Hermann Hesse en AlbaLearning

Hermann Hesse

"Siddharta"

Cap. 7: Sansara

Biografía de Hermann Hesse en Wikipedia

 
 
[ Descargar archivo mp3 ]
 
Música: Reiki. The Mind Body and Soul Series
 

Siddharta

Sansara

<<< 7 >>>
     

Durante largo tiempo Siddharta había vivido la vida del mundo y de los placeres, pero sin formar parte de esa existencia. Se le habían despertado los sentidos que adormeció en los ardientes años de samana; había probado la riqueza, la voluptuosidad, el poder; no obstante, durante mucho tiempo permaneció siendo un samana dentro del corazón. Se dio cuenta de ello la misma Kamala, la inteligente. La vida de Siddharta seguía estando presidida por tres cosas: pensar, esperar y ayunar; todavía la gente del mundo, los seres humanos le eran extraños, igual que él lo era para los demás.

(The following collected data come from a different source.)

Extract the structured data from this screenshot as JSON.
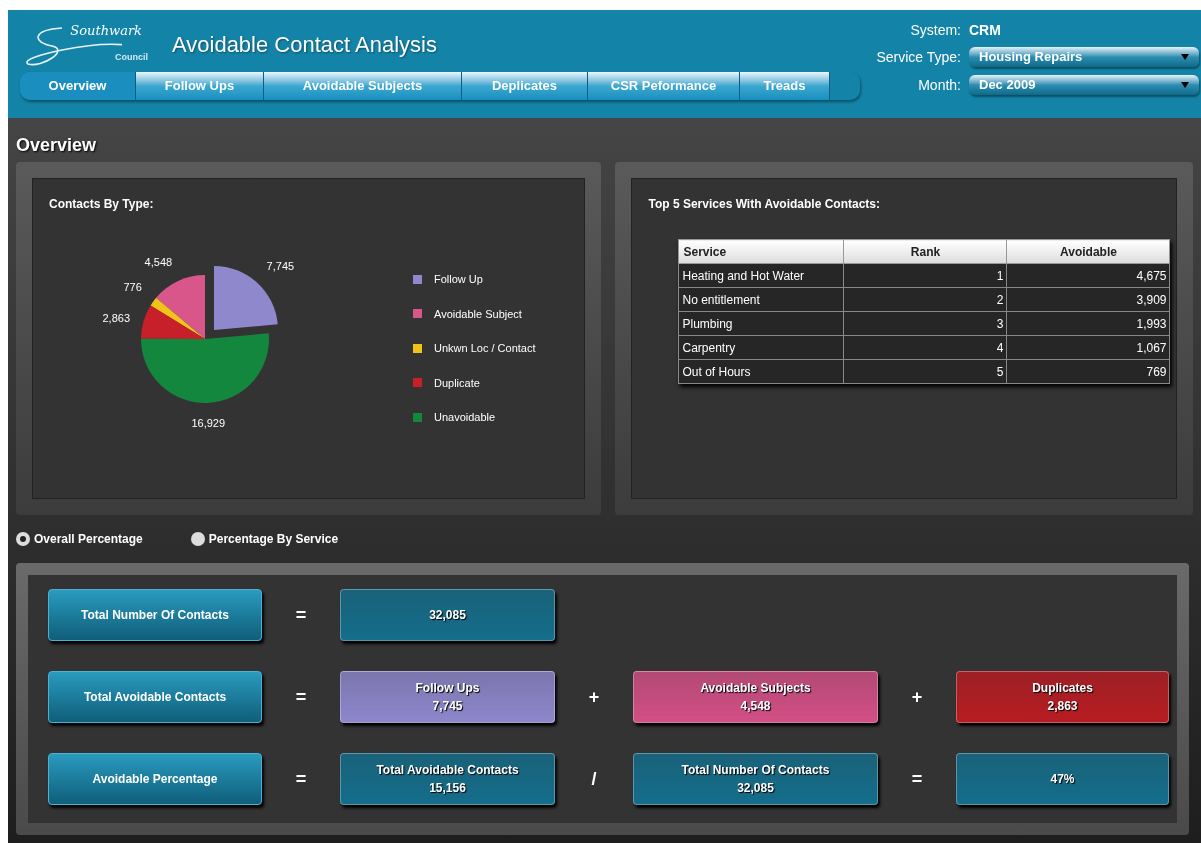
{
  "logo": {
    "script": "Southwark",
    "sub": "Council"
  },
  "title": "Avoidable Contact Analysis",
  "tabs": [
    {
      "label": "Overview",
      "selected": true
    },
    {
      "label": "Follow Ups",
      "selected": false
    },
    {
      "label": "Avoidable Subjects",
      "selected": false
    },
    {
      "label": "Deplicates",
      "selected": false
    },
    {
      "label": "CSR Peformance",
      "selected": false
    },
    {
      "label": "Treads",
      "selected": false
    }
  ],
  "filters": {
    "system_label": "System:",
    "system_value": "CRM",
    "service_label": "Service Type:",
    "service_value": "Housing Repairs",
    "month_label": "Month:",
    "month_value": "Dec 2009"
  },
  "heading": "Overview",
  "contacts_panel": {
    "title": "Contacts By Type:",
    "chart_data": {
      "type": "pie",
      "categories": [
        "Follow Up",
        "Avoidable Subject",
        "Unkwn Loc / Contact",
        "Duplicate",
        "Unavoidable"
      ],
      "values": [
        7745,
        4548,
        776,
        2863,
        16929
      ],
      "value_labels": [
        "7,745",
        "4,548",
        "776",
        "2,863",
        "16,929"
      ]
    },
    "legend": [
      {
        "color": "#8f88cc"
      },
      {
        "color": "#d9568a"
      },
      {
        "color": "#f2c21b"
      },
      {
        "color": "#c8202a"
      },
      {
        "color": "#13873e"
      }
    ]
  },
  "top5_panel": {
    "title": "Top 5 Services With Avoidable Contacts:",
    "columns": [
      "Service",
      "Rank",
      "Avoidable"
    ],
    "rows": [
      [
        "Heating and Hot Water",
        "1",
        "4,675"
      ],
      [
        "No entitlement",
        "2",
        "3,909"
      ],
      [
        "Plumbing",
        "3",
        "1,993"
      ],
      [
        "Carpentry",
        "4",
        "1,067"
      ],
      [
        "Out of Hours",
        "5",
        "769"
      ]
    ]
  },
  "view_options": [
    {
      "label": "Overall Percentage",
      "selected": true
    },
    {
      "label": "Percentage By Service",
      "selected": false
    }
  ],
  "formulas": [
    {
      "label": "Total Number Of Contacts",
      "parts": [
        {
          "kind": "operator",
          "text": "="
        },
        {
          "kind": "value",
          "color": "#146e8c",
          "value": "32,085"
        }
      ]
    },
    {
      "label": "Total Avoidable Contacts",
      "parts": [
        {
          "kind": "operator",
          "text": "="
        },
        {
          "kind": "value",
          "color": "#8e87cc",
          "title": "Follow Ups",
          "value": "7,745"
        },
        {
          "kind": "operator",
          "text": "+"
        },
        {
          "kind": "value",
          "color": "#d34f86",
          "title": "Avoidable Subjects",
          "value": "4,548"
        },
        {
          "kind": "operator",
          "text": "+"
        },
        {
          "kind": "value",
          "color": "#b81c22",
          "title": "Duplicates",
          "value": "2,863"
        }
      ]
    },
    {
      "label": "Avoidable Percentage",
      "parts": [
        {
          "kind": "operator",
          "text": "="
        },
        {
          "kind": "value",
          "color": "#146e8c",
          "title": "Total Avoidable Contacts",
          "value": "15,156"
        },
        {
          "kind": "operator",
          "text": "/"
        },
        {
          "kind": "value",
          "color": "#146e8c",
          "title": "Total Number Of Contacts",
          "value": "32,085"
        },
        {
          "kind": "operator",
          "text": "="
        },
        {
          "kind": "value",
          "color": "#146e8c",
          "value": "47%"
        }
      ]
    }
  ]
}
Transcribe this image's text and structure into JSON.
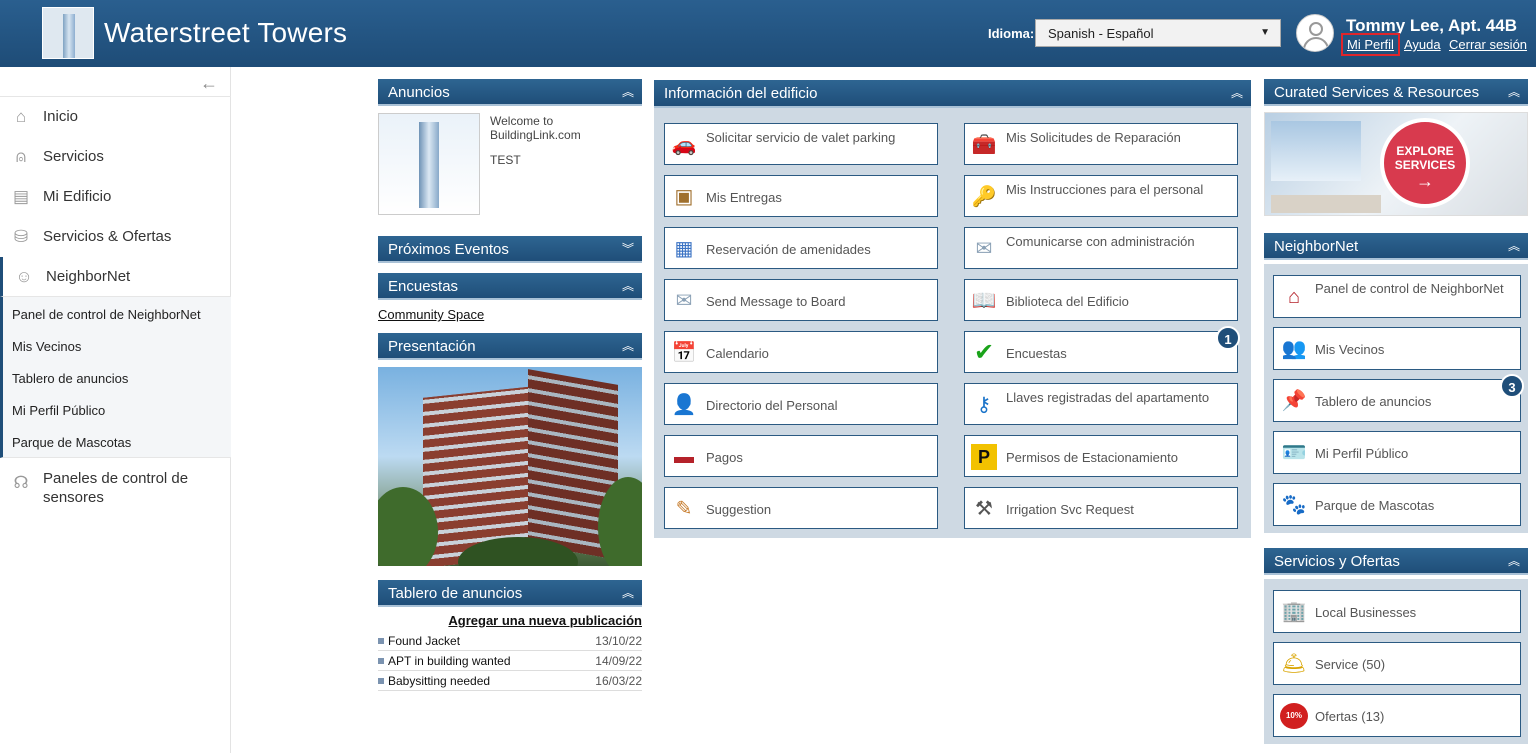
{
  "header": {
    "app_title": "Waterstreet Towers",
    "language_label": "Idioma:",
    "language_value": "Spanish - Español",
    "user_name": "Tommy Lee, Apt. 44B",
    "links": {
      "profile": "Mi Perfil",
      "help": "Ayuda",
      "logout": "Cerrar sesión"
    }
  },
  "sidebar": {
    "collapse_icon": "arrow-left-icon",
    "items": [
      {
        "label": "Inicio",
        "icon": "home-icon"
      },
      {
        "label": "Servicios",
        "icon": "service-bell-icon"
      },
      {
        "label": "Mi Edificio",
        "icon": "building-icon"
      },
      {
        "label": "Servicios & Ofertas",
        "icon": "basket-icon"
      },
      {
        "label": "NeighborNet",
        "icon": "people-icon"
      },
      {
        "label": "Paneles de control de sensores",
        "icon": "antenna-icon"
      }
    ],
    "neighbornet_sub": [
      "Panel de control de NeighborNet",
      "Mis Vecinos",
      "Tablero de anuncios",
      "Mi Perfil Público",
      "Parque de Mascotas"
    ]
  },
  "announcements": {
    "title": "Anuncios",
    "welcome": "Welcome to BuildingLink.com",
    "test": "TEST"
  },
  "events": {
    "title": "Próximos Eventos"
  },
  "surveys": {
    "title": "Encuestas",
    "link": "Community Space"
  },
  "presentation": {
    "title": "Presentación"
  },
  "board": {
    "title": "Tablero de anuncios",
    "add_label": "Agregar una nueva publicación",
    "posts": [
      {
        "title": "Found Jacket",
        "date": "13/10/22"
      },
      {
        "title": "APT in building wanted",
        "date": "14/09/22"
      },
      {
        "title": "Babysitting needed",
        "date": "16/03/22"
      }
    ]
  },
  "building_info": {
    "title": "Información del edificio",
    "left": [
      {
        "label": "Solicitar servicio de valet parking",
        "icon": "car-icon"
      },
      {
        "label": "Mis Entregas",
        "icon": "package-icon"
      },
      {
        "label": "Reservación de amenidades",
        "icon": "calendar-grid-icon"
      },
      {
        "label": "Send Message to Board",
        "icon": "envelope-icon"
      },
      {
        "label": "Calendario",
        "icon": "calendar-icon"
      },
      {
        "label": "Directorio del Personal",
        "icon": "staff-icon"
      },
      {
        "label": "Pagos",
        "icon": "credit-card-icon"
      },
      {
        "label": "Suggestion",
        "icon": "suggestion-box-icon"
      }
    ],
    "right": [
      {
        "label": "Mis Solicitudes de Reparación",
        "icon": "toolbox-icon"
      },
      {
        "label": "Mis Instrucciones para el personal",
        "icon": "key-icon"
      },
      {
        "label": "Comunicarse con administración",
        "icon": "envelope-icon"
      },
      {
        "label": "Biblioteca del Edificio",
        "icon": "book-icon"
      },
      {
        "label": "Encuestas",
        "icon": "checkmark-icon",
        "badge": "1"
      },
      {
        "label": "Llaves registradas del apartamento",
        "icon": "keys-icon"
      },
      {
        "label": "Permisos de Estacionamiento",
        "icon": "parking-icon"
      },
      {
        "label": "Irrigation Svc Request",
        "icon": "tools-icon"
      }
    ]
  },
  "curated": {
    "title": "Curated Services & Resources",
    "explore_label": "EXPLORE SERVICES"
  },
  "neighbornet": {
    "title": "NeighborNet",
    "items": [
      {
        "label": "Panel de control de NeighborNet",
        "icon": "house-icon"
      },
      {
        "label": "Mis Vecinos",
        "icon": "people-icon"
      },
      {
        "label": "Tablero de anuncios",
        "icon": "pushpin-icon",
        "badge": "3"
      },
      {
        "label": "Mi Perfil Público",
        "icon": "profile-card-icon"
      },
      {
        "label": "Parque de Mascotas",
        "icon": "paw-icon"
      }
    ]
  },
  "offers": {
    "title": "Servicios y Ofertas",
    "items": [
      {
        "label": "Local Businesses",
        "icon": "city-icon"
      },
      {
        "label": "Service (50)",
        "icon": "service-bell-icon"
      },
      {
        "label": "Ofertas (13)",
        "icon": "discount-badge-icon",
        "badge_text": "10%"
      }
    ]
  }
}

Los años pasaban, y Siddharta, rodeado de bienestar, apenas se daba cuenta. Se había hecho rico; ya poseía su propia casa con los correspondientes criados, y un jardín en las afueras de la ciudad, junto al río. La gente le quería; le iban a ver cuando necesitaban dinero o consejos. Pero, a excepción de Kamala, nadie consiguió ser su amigo íntimo.

Poco a poco se había convertido en recuerdo aquel estado alto y sereno de renacido -el que sintió en su juventud, días después del sermón de Gotama y de la separación de Govinda-, aquella esperanza expectante, aquel orgullo de soledad sin profesores ni doctrinas, aquella disposición dócil a oír la voz divina en su propio interior; todo fue pasajero; la fuente sagrada murmuraba en la lejanía y con voz muy débil -la que antes estuvo muy cerca-, en su propio interior. Sin embargo, le había quedado todavía mucho de lo que aprendió de los samanas, de Gotama, de su padre, el brahmán: la vida moderada, el placer de pensar, las horas de meditación, el conocer secretamente el yo, el eterno yo, que no es cuerpo ni conciencia.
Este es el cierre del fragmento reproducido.